Um dos mercados mais interessantes para a Abima é os Estados Unidos onde vivem 60 milhões de descendentes latinos. A Europa, é claro, também faz parte dos planos de expansão para o macarrão, mas as barreiras comerciais que ela impõem são mais difíceis de serem transpostas. Sobram, portanto, os países da África, Ásia e América Latina que, com algumas exceções, são menos atrativos.

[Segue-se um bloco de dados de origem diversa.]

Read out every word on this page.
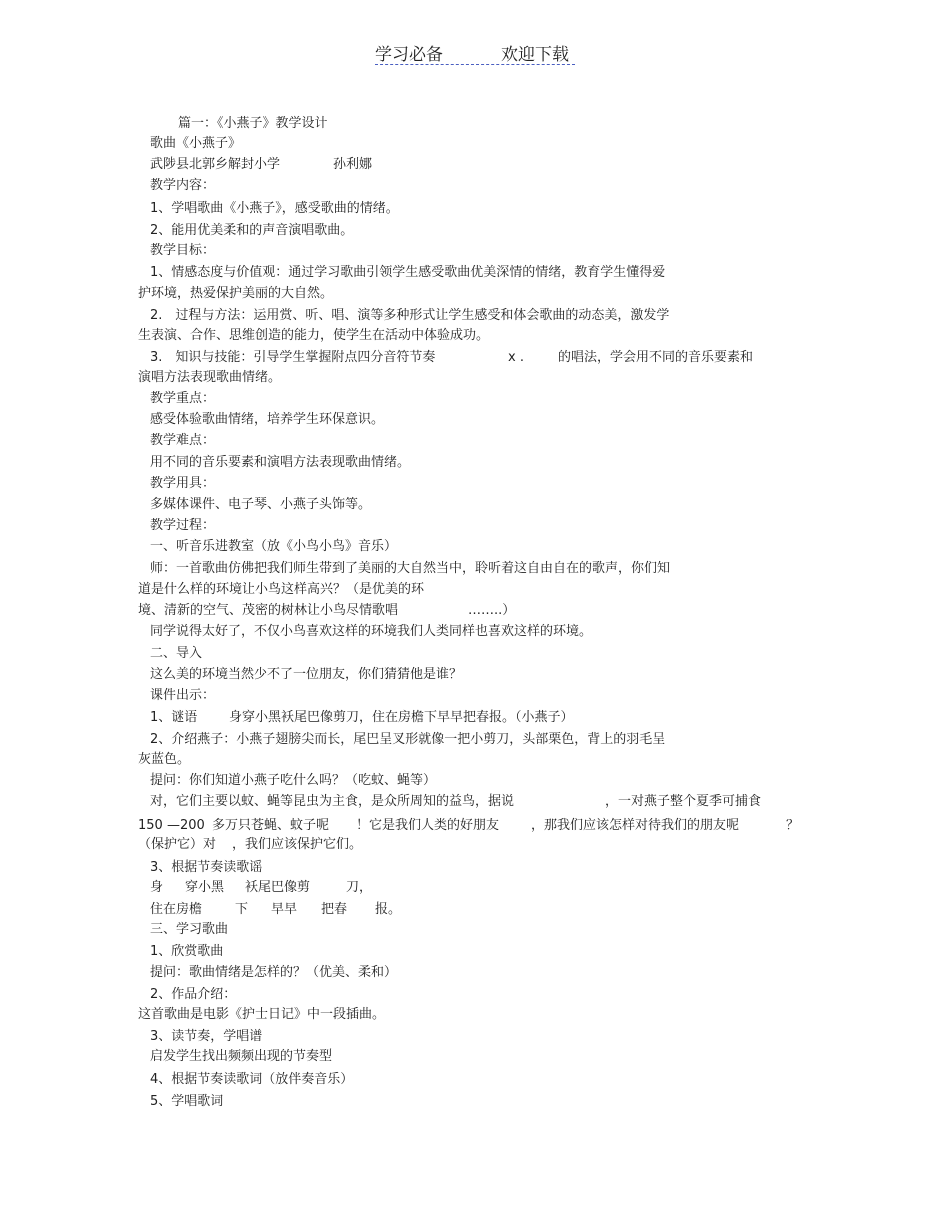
学习必备	欢迎下载
篇一：《小燕子》教学设计
歌曲《小燕子》
武陟县北郭乡解封小学	孙利娜
教学内容：
1、学唱歌曲《小燕子》，感受歌曲的情绪。
2、能用优美柔和的声音演唱歌曲。
教学目标：
1、情感态度与价值观：通过学习歌曲引领学生感受歌曲优美深情的情绪，教育学生懂得爱
护环境，热爱保护美丽的大自然。
2.　过程与方法：运用赏、听、唱、演等多种形式让学生感受和体会歌曲的动态美，激发学
生表演、合作、思维创造的能力，使学生在活动中体验成功。
3.　知识与技能：引导学生掌握附点四分音符节奏	x .	的唱法，学会用不同的音乐要素和
演唱方法表现歌曲情绪。
教学重点：
感受体验歌曲情绪，培养学生环保意识。
教学难点：
用不同的音乐要素和演唱方法表现歌曲情绪。
教学用具：
多媒体课件、电子琴、小燕子头饰等。
教学过程：
一、听音乐进教室（放《小鸟小鸟》音乐）
师：一首歌曲仿佛把我们师生带到了美丽的大自然当中，聆听着这自由自在的歌声，你们知
道是什么样的环境让小鸟这样高兴？（是优美的环
境、清新的空气、茂密的树林让小鸟尽情歌唱	……..）
同学说得太好了，不仅小鸟喜欢这样的环境我们人类同样也喜欢这样的环境。
二、导入
这么美的环境当然少不了一位朋友，你们猜猜他是谁？
课件出示：
1、谜语 身穿小黑袄尾巴像剪刀，住在房檐下早早把春报。（小燕子）
2、介绍燕子：小燕子翅膀尖而长，尾巴呈叉形就像一把小剪刀，头部栗色，背上的羽毛呈
灰蓝色。
提问：你们知道小燕子吃什么吗？（吃蚊、蝇等）
对，它们主要以蚊、蝇等昆虫为主食，是众所周知的益鸟，据说	，一对燕子整个夏季可捕食
150 —200 多万只苍蝇、蚊子呢 ！它是我们人类的好朋友 ，那我们应该怎样对待我们的朋友呢	？
（保护它）对 ，我们应该保护它们。
3、根据节奏读歌谣
身 穿小黑 袄尾巴像剪	刀，
住在房檐	下 早早 把春 报。
三、学习歌曲
1、欣赏歌曲
提问：歌曲情绪是怎样的？（优美、柔和）
2、作品介绍：
这首歌曲是电影《护士日记》中一段插曲。
3、读节奏，学唱谱
启发学生找出频频出现的节奏型
4、根据节奏读歌词（放伴奏音乐）
5、学唱歌词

De acordo com Neto, o Brasil exporta apenas 1% do macarrão que produz e importa 1,5% do produto consumido. Há quatro anos, o setor se mantém estável porque as variações econômicas não interferiram na demanda. ''Isso levou a um saneamento qualitativo que resultou no fechamento de 200 empresas das 450 que funcionavam dez anos atrás''. Sobreviveram aquelas que agregaram valor ao macarrão, investiram na capacidade instalada com baixo custo de produção.
Na opinião do diretor-superintendente da Selmi, os principais obstáculos para a Abima conquistar seu objetivo são: o câmbio do dólar, matéria-prima de primeira linha, dependência de fornecedores externos e um interlocutor experiente em leis alfandegárias.
Graças à boa fase do agronegócio, o agricultor adquiriu capital para investir na qualidade e produtividade. O trigo tem sido um dos produtos que mais se beneficiou com a valorização da soja que, em muitos casos, deixa a terra quimicamente preparada para seu plantio. ''Este ano, tivemos um aumento de, aproximadamente, 25% de produtividade por hectare e as perspectiavas para 2004 são ainda melhores'', comemora Neto.